Serving the society and doing gives a feeling of satisfaction. Adding philanthropists with JRF is another mission to carry forward the work. Many people have expressed their interest in joining our mission and supporting financially. However, JRF is self-sustaining and supporting entity. We do not accept financial aid.
How long have you been in Qatar? What have you been doing here?
We have been in Qatar since 2003. I have a passion for social service, so have been involved in philanthropic activities since a long time. My husband works as an Engineer with Qatar Petroleum.
How and when did you get the idea of starting the social work?
Bihar is a state where people are not very privileged. The state lacks the up-to-date infrastructure for quality education. The journey of my social work started with a domestic helper and her kid (10 to 12-year-old). The child was not attending school and had cataract. After much persuasion, the woman agreed to send her child to a school and get the cataract removed. We felt real sense of satisfaction after the successful operation of the boy.
What kind of work have you been carrying out? Why have you chosen a specific area?
JRF has specifically chosen to support and sponsor the girl child education, providing scholarships to the needy students. We also provide clean drinking water to many schools along with plantation in the rural areas. The organisation is registered with the state government. Recently, we went to a village near Patna for a plantation drive.
How living in Qatar has contributed towards your social work?
I am not employed. So, I have a lot of free time. I have both, the time and the peace of mind while living in Qatar. It has helped me a lot in making the right and beneficial decisions. I am a frequent traveller. I have to take care of both my family and community back in India as well.

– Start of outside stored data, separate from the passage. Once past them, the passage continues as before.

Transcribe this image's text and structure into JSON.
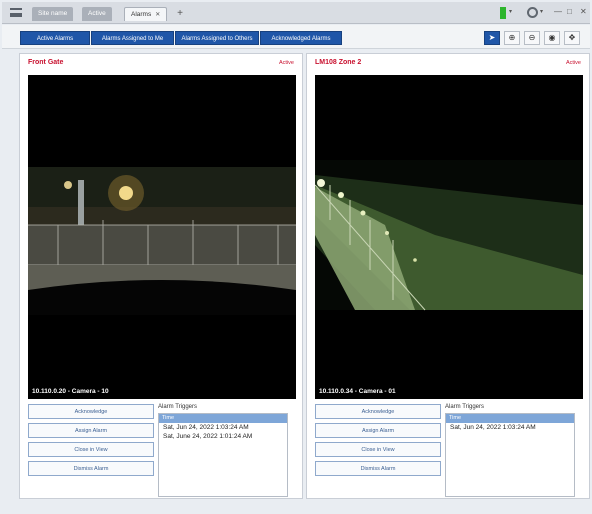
{
  "header": {
    "tabs": [
      {
        "label": "Site name"
      },
      {
        "label": "Active"
      },
      {
        "label": "Alarms"
      }
    ],
    "window_buttons": [
      "—",
      "□",
      "✕"
    ]
  },
  "filters": [
    "Active Alarms",
    "Alarms Assigned to Me",
    "Alarms Assigned to Others",
    "Acknowledged Alarms"
  ],
  "tools": [
    {
      "name": "pointer-tool",
      "glyph": "➤"
    },
    {
      "name": "zoom-in-tool",
      "glyph": "⊕"
    },
    {
      "name": "zoom-out-tool",
      "glyph": "⊖"
    },
    {
      "name": "pan-tool",
      "glyph": "◉"
    },
    {
      "name": "move-tool",
      "glyph": "✥"
    }
  ],
  "panels": [
    {
      "title": "Front Gate",
      "status": "Active",
      "camera_caption": "10.110.0.20 - Camera - 10",
      "actions": [
        "Acknowledge",
        "Assign Alarm",
        "Close in View",
        "Dismiss Alarm"
      ],
      "triggers_label": "Alarm Triggers",
      "triggers_header": "Time",
      "triggers": [
        "Sat, Jun 24, 2022 1:03:24 AM",
        "Sat, June 24, 2022 1:01:24 AM"
      ]
    },
    {
      "title": "LM108 Zone 2",
      "status": "Active",
      "camera_caption": "10.110.0.34 - Camera - 01",
      "actions": [
        "Acknowledge",
        "Assign Alarm",
        "Close in View",
        "Dismiss Alarm"
      ],
      "triggers_label": "Alarm Triggers",
      "triggers_header": "Time",
      "triggers": [
        "Sat, Jun 24, 2022 1:03:24 AM"
      ]
    }
  ],
  "colors": {
    "brand_blue": "#1f56a8",
    "alert_red": "#c8102e",
    "status_green": "#2db52d"
  }
}
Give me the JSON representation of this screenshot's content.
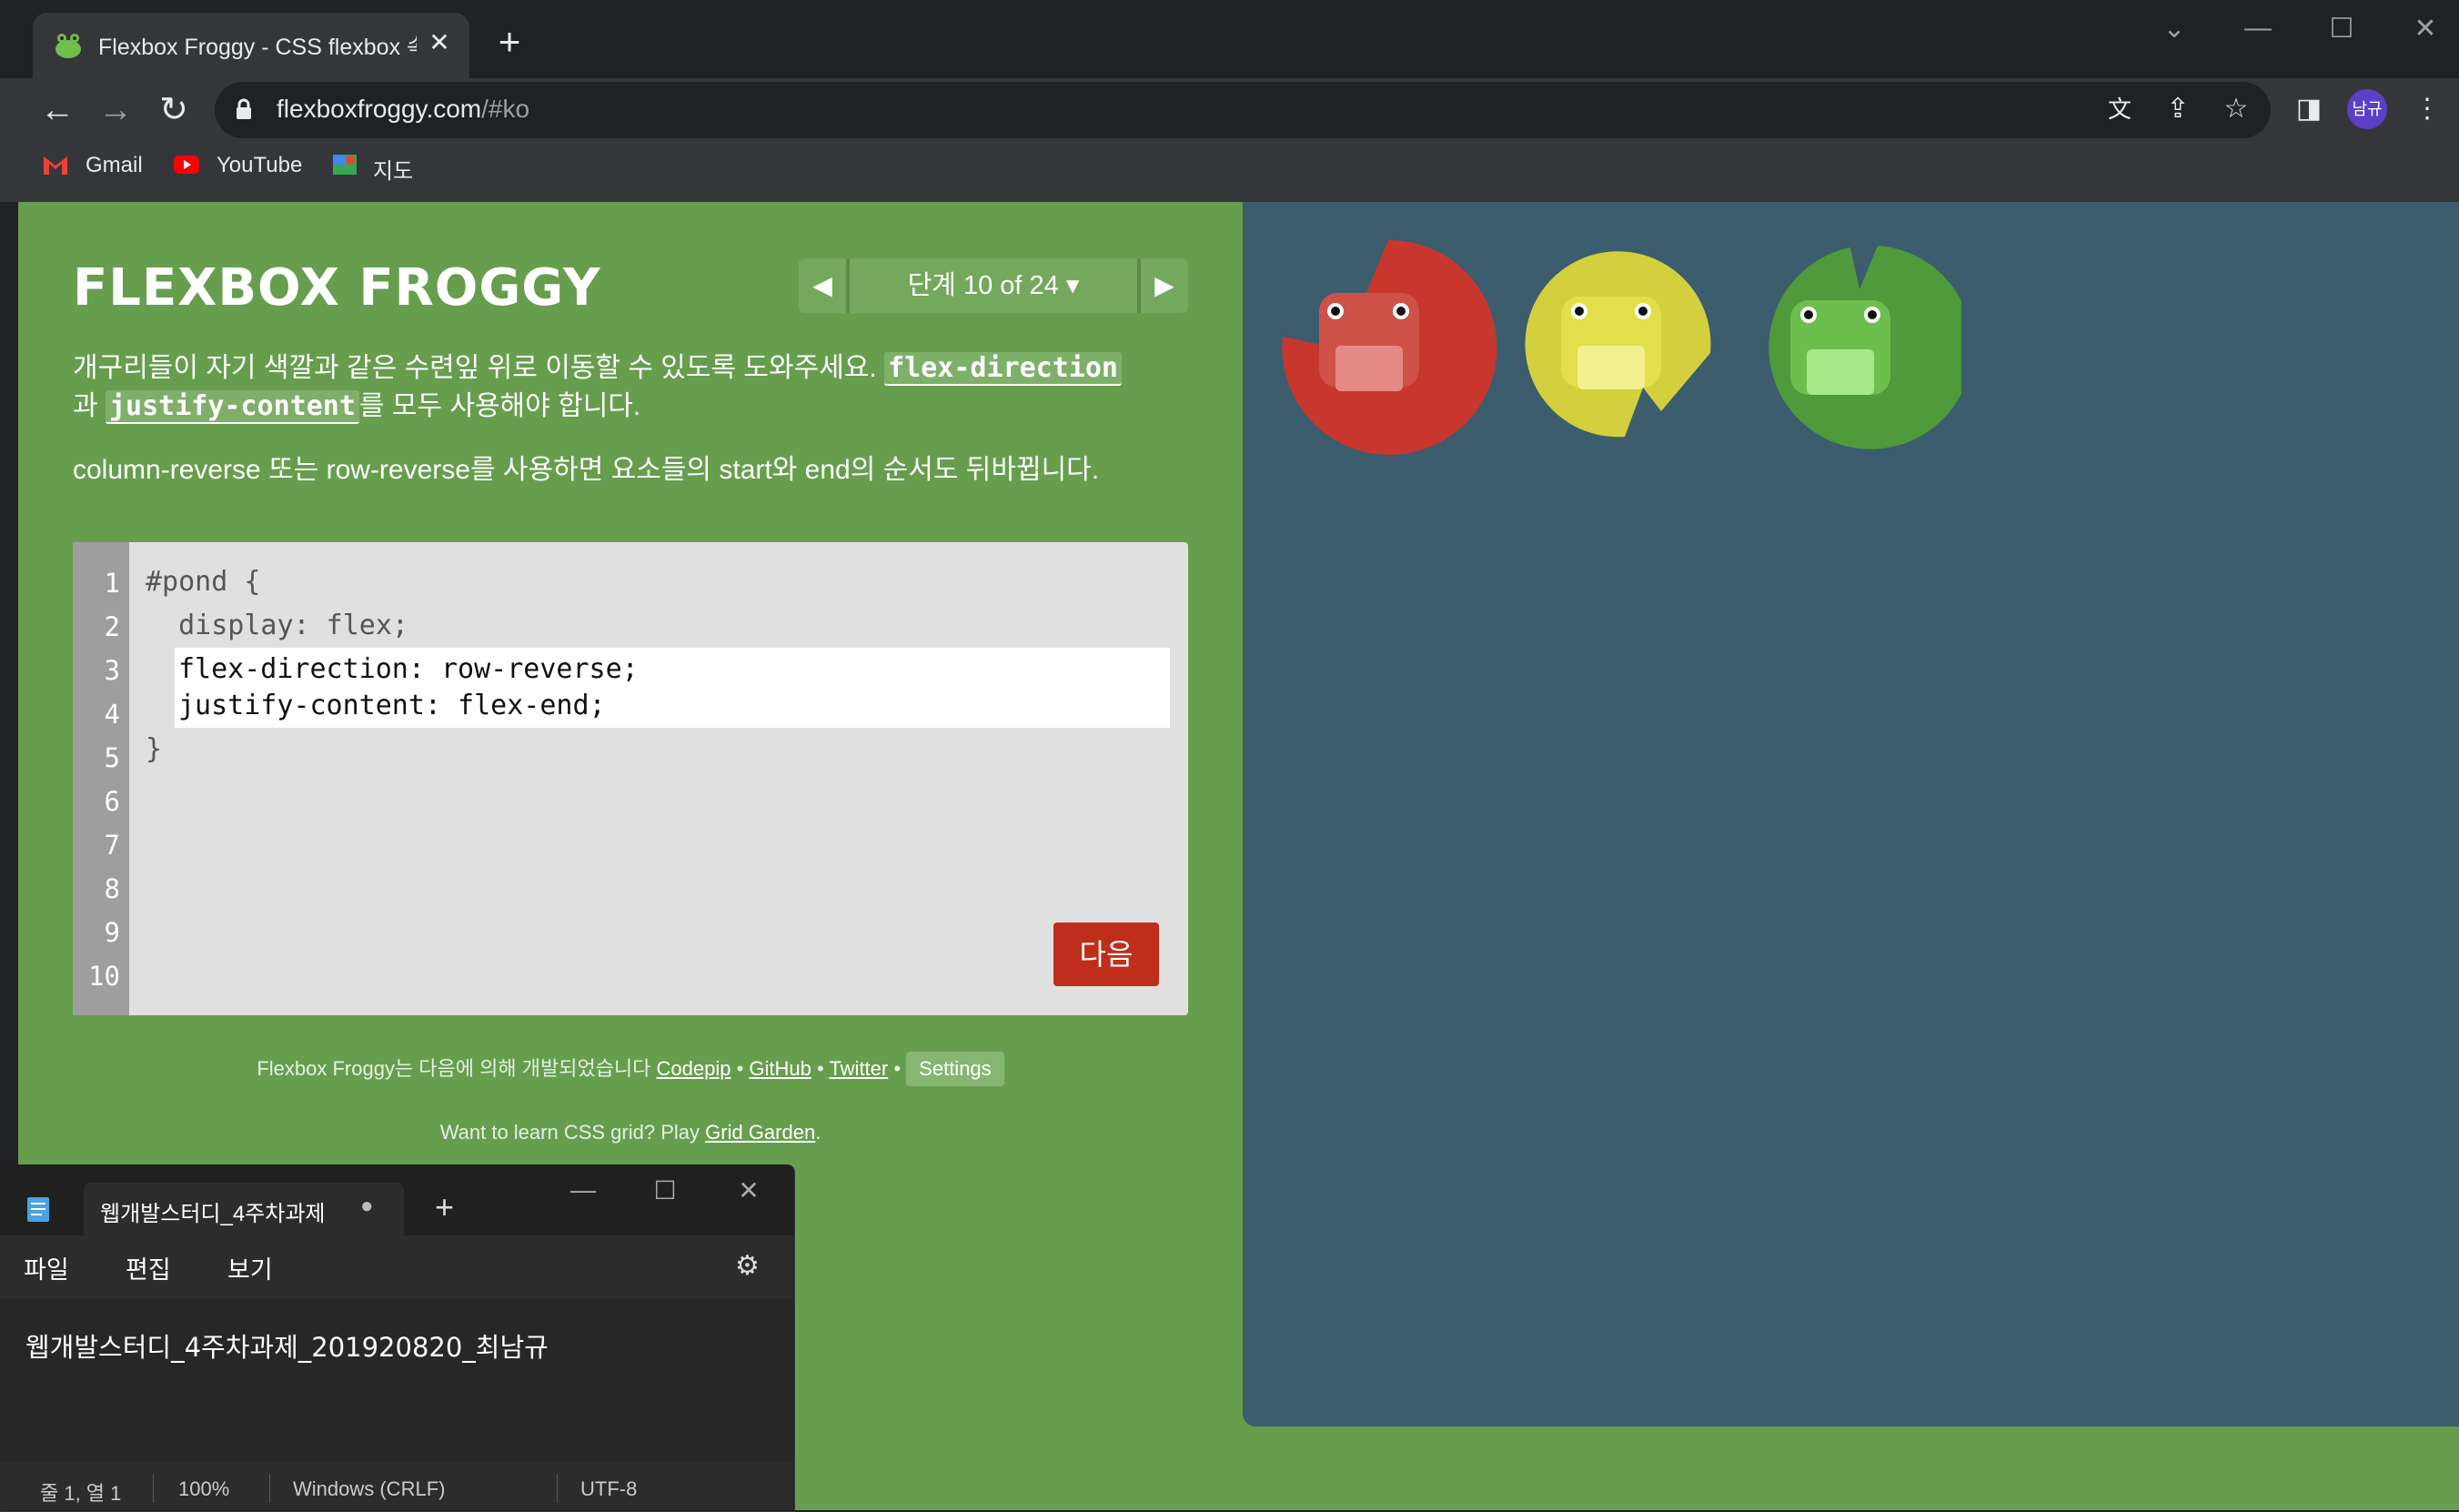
{
  "browser": {
    "tab_title": "Flexbox Froggy - CSS flexbox 속",
    "tab_close": "✕",
    "new_tab": "+",
    "url_host": "flexboxfroggy.com",
    "url_path": "/#ko",
    "avatar_label": "남규",
    "bookmarks": [
      {
        "label": "Gmail",
        "icon": "gmail-icon"
      },
      {
        "label": "YouTube",
        "icon": "youtube-icon"
      },
      {
        "label": "지도",
        "icon": "maps-icon"
      }
    ]
  },
  "game": {
    "logo": "FLEXBOX FROGGY",
    "level_label": "단계 10 of 24 ▾",
    "level_prev": "◀",
    "level_next": "▶",
    "instruction_a": "개구리들이 자기 색깔과 같은 수련잎 위로 이동할 수 있도록 도와주세요.",
    "instruction_code1": "flex-direction",
    "instruction_b": "과",
    "instruction_code2": "justify-content",
    "instruction_c": "를 모두 사용해야 합니다.",
    "hint": "column-reverse 또는 row-reverse를 사용하면 요소들의 start와 end의 순서도 뒤바뀝니다.",
    "line_numbers": [
      "1",
      "2",
      "3",
      "4",
      "5",
      "6",
      "7",
      "8",
      "9",
      "10"
    ],
    "code_line1": "#pond {",
    "code_line2": "  display: flex;",
    "input_line1": "flex-direction: row-reverse;",
    "input_line2": "justify-content: flex-end;",
    "code_close": "}",
    "next_button": "다음",
    "footer_text": "Flexbox Froggy는 다음에 의해 개발되었습니다",
    "footer_codepip": "Codepip",
    "footer_github": "GitHub",
    "footer_twitter": "Twitter",
    "footer_settings": "Settings",
    "footer2_text": "Want to learn CSS grid? Play",
    "footer2_link": "Grid Garden",
    "frogs": [
      "red",
      "yellow",
      "green"
    ],
    "colors": {
      "red": "#c8372d",
      "yellow": "#d4cf3c",
      "green": "#4f9a3b",
      "pond": "#3b5d6e",
      "page": "#669e4e"
    }
  },
  "notepad": {
    "tab_title": "웹개발스터디_4주차과제",
    "tab_dot": "●",
    "plus": "+",
    "menu": [
      "파일",
      "편집",
      "보기"
    ],
    "content": "웹개발스터디_4주차과제_201920820_최남규",
    "status": {
      "position": "줄 1, 열 1",
      "zoom": "100%",
      "line_ending": "Windows (CRLF)",
      "encoding": "UTF-8"
    }
  }
}
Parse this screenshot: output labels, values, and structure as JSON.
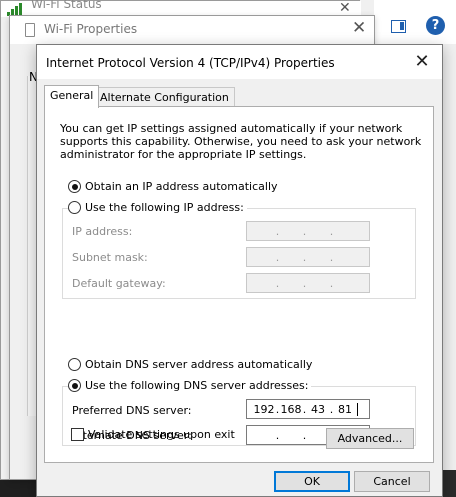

What are your future plans for the work you have been carrying out in India?
I intend to set up a chain of devoted people in the society to help all the destitute and needy, especially younger generation to see that they are not deprived of the basic life facilities. I recently met Dilmani Mishra, Chairperson of Bihar Women Commission, at her Patna office, where we launched our organisation’s T-shirt. I have been receiving good support from the state government in India for my work.